If it's a probability of something happening 8 times out of 9 it's the same number and will score the same way, according to the scoring rule that counts 2s in things.  Which is the scoring rule that gives you the same cumulative score whether you assign 1/4 to two events, or 1/16 to their product event.

- nods.

Message: If you don't actually understand it don't act like you do.

"I don't understand why taking .17 of a 2 out of a bag of twos is a thing you're allowed to do," says Pela.

"Well, look at it this way.  A 16 is a bag of two 4s.  What happens if you take half a 4 out of the bag?"

"....you take a two out, and now you've got a bag that multiplies up to eight."

"A million is a bag of two thousands.  What happens if you take a third of a thousand out of the bag?"

"I don't know what a third of a thousand is. ...I mean I know what it is when it's 333. But it's not, here."

"A thousand is a bag of three tens.  What happens if you take a third of three tens out of a bag of twice three tens?"

"You have five tens left in the bag. So - a hundred thousand."

"Yep."  His smile goes away after a moment; it's impossible to have any sense of how well this is going when everybody is supposed to learn this at age five or six and they're adults.

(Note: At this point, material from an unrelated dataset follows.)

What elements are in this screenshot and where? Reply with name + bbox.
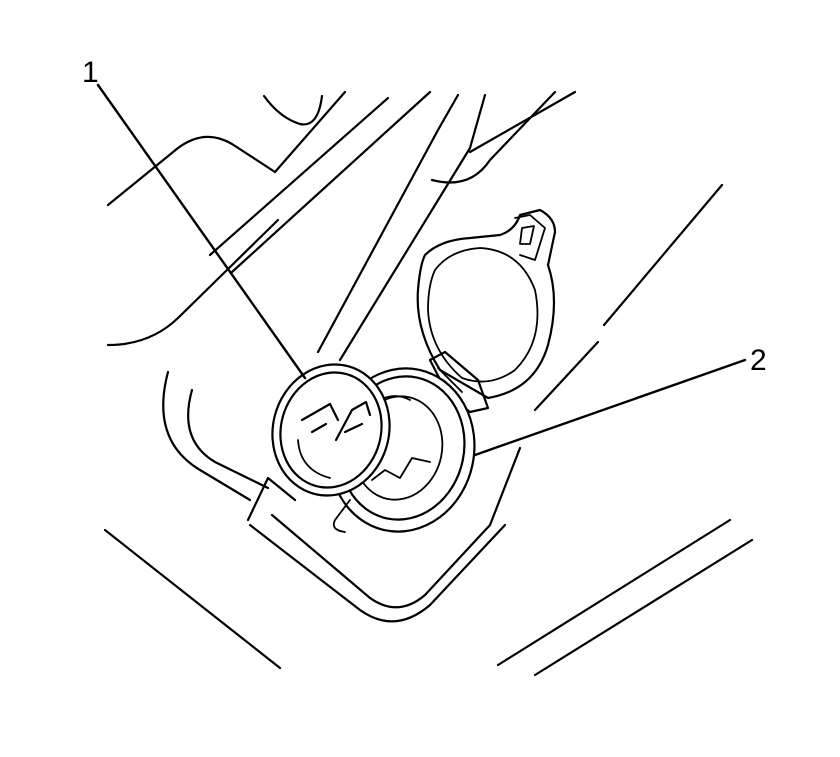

"Well, if you can take half of a four out of a bag of fours, and a third of a thousand out of a bag of thousands, why not take 17 100ths of a 2 out of a bag of twos?"

"....I guess."

"I mean, there's the problem of figuring out that taking out 0.17 twos from a bag works out to multiplying the contents by roughly 8/9, but you can get that fairly precisely off nineteen twos being a bit less than twelve threes.  Possible self-study problem: rederive that yourself, convince yourself of it, prove it, without looking back at the whiteboard."

"Now, or after class?"

"How many people in this group think that's now so obvious that there's no point in proving it themselves?  Because if the answer is no, then yeah, maybe everybody pauses and tries to rederive the logic."